THE PRESIDENT: Just as they could have rented 5,000 motors for so many Reichsmarks per month.

THE WITNESS: Yes, quite so; exactly the same thing.

THE PRESIDENT: The 5,000 human machines just got food and shelter.

THE WITNESS: Yes.

THE PRESIDENT: And nothing more.

THE WITNESS: No, nothing at all."

Hohberg offered a rather grim reason for the impracticability of paying and cumulating wages:
 
"However, the problem is entirely different even if it had been the way you say it was, namely, that the inmate was to be paid a daily wage and the pay had accumulated. Then what use is it to the inmate if he dies later, or if he is gassed or something similar?" (Tr. p. 1371)  
In reviewing the entire record in the Hohberg case, it becomes evident that in comparison with the sentences imposed on other defendants Hohberg fared well. The fact that he was not a member of the SS weighed in his favor, and the fact that once he left the WVHA he lent some aid and comfort to the anti-Nazi movements also contributed to the light sentence which he received.

On the basis of his activities in WVHA he could well have received a much severer punishment. He not only was aware of the abuse of concentration camp inmates but through his intense energies and zealous concern for the economic enterprises he materially contributed to their exploitation and oppression.

He proudly testified on the witness stand that he had saved the economic enterprises 10 million marks through the advice he had given them.

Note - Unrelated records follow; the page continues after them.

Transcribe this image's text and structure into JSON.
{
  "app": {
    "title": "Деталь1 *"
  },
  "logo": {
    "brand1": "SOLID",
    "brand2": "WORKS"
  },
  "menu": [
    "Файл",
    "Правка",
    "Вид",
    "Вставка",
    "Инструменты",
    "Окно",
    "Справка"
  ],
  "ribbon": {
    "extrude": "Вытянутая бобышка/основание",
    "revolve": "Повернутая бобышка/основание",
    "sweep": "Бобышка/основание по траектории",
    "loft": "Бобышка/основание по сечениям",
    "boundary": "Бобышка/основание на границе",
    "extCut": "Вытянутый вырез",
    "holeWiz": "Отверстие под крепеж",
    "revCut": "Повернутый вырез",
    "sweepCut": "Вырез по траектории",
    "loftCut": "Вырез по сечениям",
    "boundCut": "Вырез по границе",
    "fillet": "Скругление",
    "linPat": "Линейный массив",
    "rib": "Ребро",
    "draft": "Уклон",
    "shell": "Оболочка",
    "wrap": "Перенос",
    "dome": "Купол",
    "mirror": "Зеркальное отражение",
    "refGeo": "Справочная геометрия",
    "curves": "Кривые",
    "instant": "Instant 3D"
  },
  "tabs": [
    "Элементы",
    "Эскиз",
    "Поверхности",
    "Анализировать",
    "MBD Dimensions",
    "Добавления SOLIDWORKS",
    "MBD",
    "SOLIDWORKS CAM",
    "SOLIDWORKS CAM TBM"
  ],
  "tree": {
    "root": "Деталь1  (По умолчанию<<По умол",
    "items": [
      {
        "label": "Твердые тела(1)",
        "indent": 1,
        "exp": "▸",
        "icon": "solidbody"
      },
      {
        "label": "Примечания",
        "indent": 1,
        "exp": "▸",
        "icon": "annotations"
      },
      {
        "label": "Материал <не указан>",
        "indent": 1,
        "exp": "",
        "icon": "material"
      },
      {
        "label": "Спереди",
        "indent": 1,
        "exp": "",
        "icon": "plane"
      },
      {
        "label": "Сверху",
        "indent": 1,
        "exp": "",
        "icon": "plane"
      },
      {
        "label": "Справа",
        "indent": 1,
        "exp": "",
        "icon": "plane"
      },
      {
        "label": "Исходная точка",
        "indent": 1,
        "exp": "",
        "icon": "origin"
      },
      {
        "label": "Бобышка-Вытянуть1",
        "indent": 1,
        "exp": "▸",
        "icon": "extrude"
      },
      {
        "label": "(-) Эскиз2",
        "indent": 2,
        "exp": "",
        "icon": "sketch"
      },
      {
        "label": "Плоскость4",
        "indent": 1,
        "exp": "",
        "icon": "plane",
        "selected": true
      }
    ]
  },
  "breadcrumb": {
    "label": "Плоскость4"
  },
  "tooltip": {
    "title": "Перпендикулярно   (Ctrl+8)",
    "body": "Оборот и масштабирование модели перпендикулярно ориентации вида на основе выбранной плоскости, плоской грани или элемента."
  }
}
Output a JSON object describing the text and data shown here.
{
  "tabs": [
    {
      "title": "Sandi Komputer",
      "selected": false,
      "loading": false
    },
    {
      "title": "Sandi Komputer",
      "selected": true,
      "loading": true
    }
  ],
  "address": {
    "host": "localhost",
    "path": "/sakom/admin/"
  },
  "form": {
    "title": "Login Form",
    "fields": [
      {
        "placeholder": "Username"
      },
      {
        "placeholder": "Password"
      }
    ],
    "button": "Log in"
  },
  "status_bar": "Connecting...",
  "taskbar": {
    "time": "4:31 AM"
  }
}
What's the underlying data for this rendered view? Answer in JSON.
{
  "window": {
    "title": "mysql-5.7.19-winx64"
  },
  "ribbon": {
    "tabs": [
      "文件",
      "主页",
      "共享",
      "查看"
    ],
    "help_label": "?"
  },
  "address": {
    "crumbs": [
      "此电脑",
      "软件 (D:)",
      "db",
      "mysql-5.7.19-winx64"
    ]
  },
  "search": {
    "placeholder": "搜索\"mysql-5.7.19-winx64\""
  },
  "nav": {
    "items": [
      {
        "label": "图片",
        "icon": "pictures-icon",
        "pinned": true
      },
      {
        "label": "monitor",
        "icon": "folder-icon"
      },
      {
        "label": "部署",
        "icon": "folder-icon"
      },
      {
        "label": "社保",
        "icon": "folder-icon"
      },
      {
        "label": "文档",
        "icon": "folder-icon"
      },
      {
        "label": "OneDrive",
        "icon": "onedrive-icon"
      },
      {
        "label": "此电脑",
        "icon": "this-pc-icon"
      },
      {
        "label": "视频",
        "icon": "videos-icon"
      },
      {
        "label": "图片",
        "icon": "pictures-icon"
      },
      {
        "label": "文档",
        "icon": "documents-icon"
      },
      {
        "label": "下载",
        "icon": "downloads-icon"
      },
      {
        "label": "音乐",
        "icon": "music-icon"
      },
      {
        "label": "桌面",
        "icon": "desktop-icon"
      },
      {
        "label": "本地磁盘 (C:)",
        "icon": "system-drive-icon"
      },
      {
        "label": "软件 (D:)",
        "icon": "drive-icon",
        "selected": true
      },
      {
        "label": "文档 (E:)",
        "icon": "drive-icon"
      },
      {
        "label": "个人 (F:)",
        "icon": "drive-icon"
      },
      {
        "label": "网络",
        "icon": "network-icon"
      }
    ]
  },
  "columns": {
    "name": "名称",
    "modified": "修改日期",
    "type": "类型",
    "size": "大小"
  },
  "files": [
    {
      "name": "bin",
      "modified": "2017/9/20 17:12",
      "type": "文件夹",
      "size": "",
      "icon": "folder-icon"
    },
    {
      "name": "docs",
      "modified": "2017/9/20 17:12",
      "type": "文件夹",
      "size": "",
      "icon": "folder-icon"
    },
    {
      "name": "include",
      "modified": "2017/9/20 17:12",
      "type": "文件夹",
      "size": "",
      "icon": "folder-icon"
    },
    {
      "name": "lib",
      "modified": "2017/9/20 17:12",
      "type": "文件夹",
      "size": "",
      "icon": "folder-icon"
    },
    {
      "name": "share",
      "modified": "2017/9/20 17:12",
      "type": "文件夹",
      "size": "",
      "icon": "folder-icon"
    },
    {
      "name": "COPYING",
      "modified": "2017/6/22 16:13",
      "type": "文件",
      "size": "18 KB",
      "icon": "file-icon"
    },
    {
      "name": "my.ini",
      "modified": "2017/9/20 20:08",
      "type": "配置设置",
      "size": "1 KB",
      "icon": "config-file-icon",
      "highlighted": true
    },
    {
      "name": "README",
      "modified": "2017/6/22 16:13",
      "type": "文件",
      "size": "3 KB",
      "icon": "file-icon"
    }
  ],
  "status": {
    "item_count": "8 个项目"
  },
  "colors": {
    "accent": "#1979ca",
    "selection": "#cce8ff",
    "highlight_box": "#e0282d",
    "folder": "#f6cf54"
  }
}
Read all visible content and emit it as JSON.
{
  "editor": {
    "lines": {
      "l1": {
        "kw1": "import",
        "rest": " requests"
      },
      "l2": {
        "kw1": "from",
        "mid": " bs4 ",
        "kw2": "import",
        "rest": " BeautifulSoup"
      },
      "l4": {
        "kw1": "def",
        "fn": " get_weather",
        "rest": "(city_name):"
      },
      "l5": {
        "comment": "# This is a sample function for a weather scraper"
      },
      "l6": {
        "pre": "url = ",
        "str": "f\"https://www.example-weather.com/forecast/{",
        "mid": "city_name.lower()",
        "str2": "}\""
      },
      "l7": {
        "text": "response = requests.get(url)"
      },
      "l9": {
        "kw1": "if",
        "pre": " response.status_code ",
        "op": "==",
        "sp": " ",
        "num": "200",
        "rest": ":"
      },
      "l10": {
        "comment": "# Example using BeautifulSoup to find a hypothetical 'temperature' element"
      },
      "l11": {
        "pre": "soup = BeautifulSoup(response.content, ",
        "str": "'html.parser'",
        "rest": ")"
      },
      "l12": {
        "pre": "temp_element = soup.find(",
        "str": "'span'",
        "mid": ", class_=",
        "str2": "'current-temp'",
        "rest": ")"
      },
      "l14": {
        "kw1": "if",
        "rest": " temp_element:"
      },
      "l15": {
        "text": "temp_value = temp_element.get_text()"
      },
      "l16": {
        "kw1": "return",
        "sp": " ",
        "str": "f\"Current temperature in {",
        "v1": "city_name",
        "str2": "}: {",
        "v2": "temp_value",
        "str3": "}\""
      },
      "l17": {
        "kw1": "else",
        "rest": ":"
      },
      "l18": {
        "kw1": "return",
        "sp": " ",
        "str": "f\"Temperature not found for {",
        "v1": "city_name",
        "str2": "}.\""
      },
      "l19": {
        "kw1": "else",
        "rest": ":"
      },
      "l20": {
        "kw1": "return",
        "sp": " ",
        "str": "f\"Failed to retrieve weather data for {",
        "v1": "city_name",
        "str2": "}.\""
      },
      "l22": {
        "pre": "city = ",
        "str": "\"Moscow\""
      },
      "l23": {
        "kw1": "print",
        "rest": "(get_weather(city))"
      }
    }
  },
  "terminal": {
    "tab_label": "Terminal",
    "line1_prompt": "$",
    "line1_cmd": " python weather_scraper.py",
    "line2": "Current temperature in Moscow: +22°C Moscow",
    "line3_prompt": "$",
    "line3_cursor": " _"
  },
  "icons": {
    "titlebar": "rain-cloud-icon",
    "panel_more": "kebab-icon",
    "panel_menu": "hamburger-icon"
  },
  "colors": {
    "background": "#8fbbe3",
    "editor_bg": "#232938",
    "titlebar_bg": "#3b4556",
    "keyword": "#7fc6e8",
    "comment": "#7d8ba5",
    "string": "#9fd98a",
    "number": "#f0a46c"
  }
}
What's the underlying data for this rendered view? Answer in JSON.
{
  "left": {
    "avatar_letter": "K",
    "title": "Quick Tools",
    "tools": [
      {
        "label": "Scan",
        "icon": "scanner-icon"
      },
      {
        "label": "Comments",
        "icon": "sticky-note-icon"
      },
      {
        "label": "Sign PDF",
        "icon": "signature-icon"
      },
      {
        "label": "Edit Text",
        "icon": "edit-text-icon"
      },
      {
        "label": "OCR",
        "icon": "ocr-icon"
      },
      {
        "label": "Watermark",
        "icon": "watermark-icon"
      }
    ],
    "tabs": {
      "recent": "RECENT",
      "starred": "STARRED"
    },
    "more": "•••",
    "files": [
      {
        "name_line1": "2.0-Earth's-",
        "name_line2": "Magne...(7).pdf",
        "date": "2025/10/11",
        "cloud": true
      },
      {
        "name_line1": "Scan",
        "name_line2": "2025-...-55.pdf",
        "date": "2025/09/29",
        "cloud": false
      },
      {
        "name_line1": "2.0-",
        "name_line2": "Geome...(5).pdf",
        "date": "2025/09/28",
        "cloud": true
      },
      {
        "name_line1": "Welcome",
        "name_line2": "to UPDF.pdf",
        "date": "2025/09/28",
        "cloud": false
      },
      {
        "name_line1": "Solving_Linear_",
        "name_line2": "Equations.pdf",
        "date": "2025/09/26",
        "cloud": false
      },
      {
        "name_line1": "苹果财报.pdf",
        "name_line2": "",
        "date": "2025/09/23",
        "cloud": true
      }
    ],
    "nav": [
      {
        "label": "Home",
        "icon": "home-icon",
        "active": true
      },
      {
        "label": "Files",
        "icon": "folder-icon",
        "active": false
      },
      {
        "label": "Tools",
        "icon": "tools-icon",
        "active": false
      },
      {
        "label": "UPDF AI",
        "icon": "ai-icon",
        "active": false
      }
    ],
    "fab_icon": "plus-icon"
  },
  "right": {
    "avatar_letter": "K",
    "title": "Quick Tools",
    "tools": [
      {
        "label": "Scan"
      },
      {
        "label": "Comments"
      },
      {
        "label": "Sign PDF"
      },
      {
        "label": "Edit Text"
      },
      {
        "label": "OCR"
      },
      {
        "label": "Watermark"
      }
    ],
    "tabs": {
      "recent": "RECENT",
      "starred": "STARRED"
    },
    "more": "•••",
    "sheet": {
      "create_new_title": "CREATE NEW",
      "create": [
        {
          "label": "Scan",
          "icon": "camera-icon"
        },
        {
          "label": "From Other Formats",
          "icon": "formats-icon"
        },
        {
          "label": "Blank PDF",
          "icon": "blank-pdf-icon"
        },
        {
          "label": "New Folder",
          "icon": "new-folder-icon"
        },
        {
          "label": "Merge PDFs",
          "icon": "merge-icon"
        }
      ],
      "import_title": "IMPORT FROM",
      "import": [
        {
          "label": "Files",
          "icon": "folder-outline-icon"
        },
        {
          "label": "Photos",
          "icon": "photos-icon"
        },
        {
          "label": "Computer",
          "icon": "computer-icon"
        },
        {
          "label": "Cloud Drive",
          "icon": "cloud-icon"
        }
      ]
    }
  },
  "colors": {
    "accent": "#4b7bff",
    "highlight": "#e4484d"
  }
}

It does not appear that this advice anywhere along the line included any plea for better food and treatment for the inmates.

Hohberg knew that in the infamous OSTI operation Jews were killed  
 
"A. ***I have seen from the documents that actually the position was that utilization of the Osti later on, when the Jewish inmates had been taken away, became quite impossible; and these Jews were killed apparently at Himmler's orders; but their killing cannot have been the primary intention because otherwise there would have been no point in establishing these enterprises.